L’autrice indica come un rischio di plusmaterno, di godimento incestuoso, tutte le pratiche che esaltano la maternità; fra queste anche il ritorno al parto fatto in casa gestito dalle associazioni di sacerdotesse -ostetriche.
Anche i padri possono essere nella posizione del plusmaterno. Coloro che definiamo ironicamente “mammi”, forse?

E’ nitida la connessione tra il godimento della madre e l’attuale disagio della civiltà: anche il sociale – come il plusmaterno- predilige godimenti ipnotici e tossici…”(128)

Infine la questione della violenza sulle donne: Pigozzi sostiene che la posizione dell’uomo violento è la stessa del genitore invasivo, simbiotico e possessivo.

Le famiglie inclusive sono violente anche quando non scorre sangue, nell’ordinaria violenza della claustrofilia domestica” (p.143)

La famiglia è il regno del materno, conclude Laura Pigozzi, qualunque sia la sua composizione di genere (dunque anche nel caso delle famiglie gay).
Come si colloca in questo contesto l’evaporazione del padre di cui parla Lacan?
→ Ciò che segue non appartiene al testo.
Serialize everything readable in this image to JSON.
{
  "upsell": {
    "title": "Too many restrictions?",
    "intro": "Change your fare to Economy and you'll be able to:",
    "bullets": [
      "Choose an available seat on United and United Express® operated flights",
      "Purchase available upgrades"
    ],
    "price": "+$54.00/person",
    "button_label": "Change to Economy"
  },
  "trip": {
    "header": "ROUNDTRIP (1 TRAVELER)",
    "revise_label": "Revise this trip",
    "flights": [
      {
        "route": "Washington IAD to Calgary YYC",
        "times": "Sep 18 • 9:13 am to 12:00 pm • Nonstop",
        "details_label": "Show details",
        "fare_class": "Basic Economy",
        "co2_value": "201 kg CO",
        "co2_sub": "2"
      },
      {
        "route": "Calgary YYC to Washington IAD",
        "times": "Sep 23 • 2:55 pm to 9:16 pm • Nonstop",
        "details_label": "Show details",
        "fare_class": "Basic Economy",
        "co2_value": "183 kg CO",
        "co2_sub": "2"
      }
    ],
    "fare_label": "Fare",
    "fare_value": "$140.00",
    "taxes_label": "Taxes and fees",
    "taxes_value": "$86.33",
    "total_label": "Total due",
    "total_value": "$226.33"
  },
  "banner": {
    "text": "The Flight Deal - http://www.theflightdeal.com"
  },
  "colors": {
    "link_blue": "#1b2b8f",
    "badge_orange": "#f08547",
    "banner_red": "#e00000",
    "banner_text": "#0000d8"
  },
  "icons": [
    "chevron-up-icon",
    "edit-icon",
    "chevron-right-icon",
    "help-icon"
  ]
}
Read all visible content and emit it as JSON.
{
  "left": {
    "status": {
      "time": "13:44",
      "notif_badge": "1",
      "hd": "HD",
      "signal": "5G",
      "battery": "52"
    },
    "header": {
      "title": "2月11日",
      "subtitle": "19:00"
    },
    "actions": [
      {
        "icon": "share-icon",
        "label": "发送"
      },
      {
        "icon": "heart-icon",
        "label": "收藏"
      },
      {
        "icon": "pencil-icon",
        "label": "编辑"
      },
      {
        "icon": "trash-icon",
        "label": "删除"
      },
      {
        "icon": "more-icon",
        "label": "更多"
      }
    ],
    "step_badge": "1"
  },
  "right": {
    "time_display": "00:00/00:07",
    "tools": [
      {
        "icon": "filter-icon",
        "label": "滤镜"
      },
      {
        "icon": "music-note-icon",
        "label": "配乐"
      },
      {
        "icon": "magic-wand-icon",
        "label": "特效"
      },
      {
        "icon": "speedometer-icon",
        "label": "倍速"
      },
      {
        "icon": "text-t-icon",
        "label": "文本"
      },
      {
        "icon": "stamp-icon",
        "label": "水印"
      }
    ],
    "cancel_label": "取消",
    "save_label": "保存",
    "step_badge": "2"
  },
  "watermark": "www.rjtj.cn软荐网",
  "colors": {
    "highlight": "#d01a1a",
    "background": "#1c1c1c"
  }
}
Quale spazio può prendere il padre in questo quadro di plusmaterno simbiotico?
Il padre “non evaporato” è, sostiene l’autrice, un padre genitale.
Che cosa intende Pigozzi per padre genitale?:

Colui che non è né simbiotico, né esageratamente fallico, quello che accetta la temperata frustrazione che nasce dall’incontro con la realtà, che riesce a trasmettere una misura” (p.149)

Si potrebbe aggiungere, e il punto è fondamentale, che un padre è chi è capace di desiderio per una donna e che per questo non teme di mostrare la sua mancanza, un “debole” che è anche la sua forza. Questo va di pari passo con la sua funzione sociale e il lavoro che svolge.

Il libro si chiude con una stoccata a un malinteso presente nel femminismo: l’autrice gli rimprovera di aver confuso il patriarcato con la funzione paterna.
In conclusione: un libro coraggioso che sfida luoghi comuni e pregiudizi, che prende posizione senza temere di andare controcorrente e che legge con intelligenza la nostro attualità.